Considérations sur le travail

Libres propos consacrés au travail et à son droit


Considérations (Ép.10)

L’humeur

On savait, depuis un livre devenu célèbre, que les activistes écologistes s’intéressaient à la bonne manière de saboter un pipeline. Mais c’est un autre sabotage, tout à fait légal, qui nous occupait ces derniers jours : celui de la négociation nationale interprofessionnelle sur le « pacte de la vie au travail » par le gouvernement, qui en était pourtant l’initiateur. Pas de cagoules ni de ZAD à l’horizon au ministère du travail ou au siège du Medef, certes, mais une méthode éprouvée qui aura porté ses fruits, dans un contexte où les négociateurs eux-mêmes n’avaient peut-être pas besoin d’autant d’encouragements pour échouer.

Jouer la montre. On ne s’autoproclame pas « maître des horloges » pour rien. Si l’on se rappelle bien, le lancement de cette négociation à l’intitulé ronflant était une manière de faire diversion face à un mouvement social aussi ample que consensuel contre une réforme impopulaire. Se donner d’abord 100 jours pour apaiser (et ne rien en faire), réunir tout le monde pour mettre en scène la reprise du dialogue, puis lancer un agenda social aux allures de calendes grecques, pour ne débuter vraiment la négociation qu’à l’automne… Que ces manœuvres dilatoires soient cyniques ou non, l’atmosphère a bien changé à l’heure de (ne pas) conclure. On a pourtant connu dans notre histoire des mécontentements qui imposaient la négociation immédiate, avec la poursuite du conflit comme menace en cas d’échec. Une ambition devenue illusoire pour des mouvements sociaux trop souvent menés en position défensive.

Encadrer à double tour. Pour éviter toute mauvaise surprise, il est possible de cumuler ce calendrier avec un cadrage serré des échanges. Passé maître dans l’art d’inviter à négocier en décidant par avance des conclusions, l’exécutif avait fixé juste assez de jalons (parmi lesquels l’interdiction de toucher au grisbi public) pour verrouiller le contenu de tout accord potentiel, enterrant au passage toute velléité de discuter de certains sujets, comme la remise en question des ordonnances Macron. Cette technique de la nasse n’aura pas empêché le Medef et la CPME de s’asseoir sur le compte épargne-temps universel, sans qu’aucun ministre ne songe (pour l’instant) à les rappeler à l’ordre.

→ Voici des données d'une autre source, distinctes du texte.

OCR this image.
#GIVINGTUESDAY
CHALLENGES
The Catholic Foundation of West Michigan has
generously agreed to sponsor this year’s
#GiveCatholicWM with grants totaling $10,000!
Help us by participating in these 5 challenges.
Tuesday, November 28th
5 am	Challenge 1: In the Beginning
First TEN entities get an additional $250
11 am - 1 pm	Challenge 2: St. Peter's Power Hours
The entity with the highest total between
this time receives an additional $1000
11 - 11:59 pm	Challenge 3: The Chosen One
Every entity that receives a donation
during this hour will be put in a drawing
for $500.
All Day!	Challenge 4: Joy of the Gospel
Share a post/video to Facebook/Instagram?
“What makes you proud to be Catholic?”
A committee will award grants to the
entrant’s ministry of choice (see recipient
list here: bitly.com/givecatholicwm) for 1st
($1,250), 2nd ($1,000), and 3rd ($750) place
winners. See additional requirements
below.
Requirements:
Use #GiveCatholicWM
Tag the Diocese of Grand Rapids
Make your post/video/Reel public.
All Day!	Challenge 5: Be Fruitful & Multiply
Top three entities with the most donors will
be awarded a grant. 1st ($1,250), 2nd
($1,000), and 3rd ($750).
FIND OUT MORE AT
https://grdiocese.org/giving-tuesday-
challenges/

Perturber les discussions. Si les deux manœuvres décrites ci-dessus ne parviennent pas à brouiller les débats, reste la carte du chien dans le jeu de quilles. Après une séquence « simplification » orchestrée par un Bruno Le Maire (qui tenait manifestement à ce que la CPME puisse se draper dans ses certitudes), le rôle a été endossé par un Gabriel Attal tellement soucieux du dialogue social qu’il programme ses interventions au 20 h de TF1 et ses séminaires gouvernementaux en flagrante interférence avec la négociation en cours. Les plus magnanimes se contenteront d’y voir un coup de pression légitimement administré à un paritarisme trop souvent sclérosé ; les moins conciliants, dont je fais partie, s’interrogeront plus volontiers sur cette stratégie du « tout communication » (fût-ce à vide) mettant les sujets tantôt en tension, tantôt sous le tapis, au gré des enquêtes d’opinion et des emballements médiatiques. Faute de la moindre idée qui pourrait constituer le début d’un chemin vers un compromis social, cette année de palabres nous aura menés de la rue… à l’impasse.


Message de service

La poursuite d’activités éditoriales rémunérées me contraint à laisser cet espace, si ce n’est en sommeil, à tout le moins en sieste. Si par extraordinaire ma prose vous manque, j’ai commis l’augmentation d’un article initialement diffusé ici pour une publication dans le numéro d’avril de la vénérable revue Droit Social, à l’initiative du professeur Christophe Radé, que je remercie pour cette opportunité.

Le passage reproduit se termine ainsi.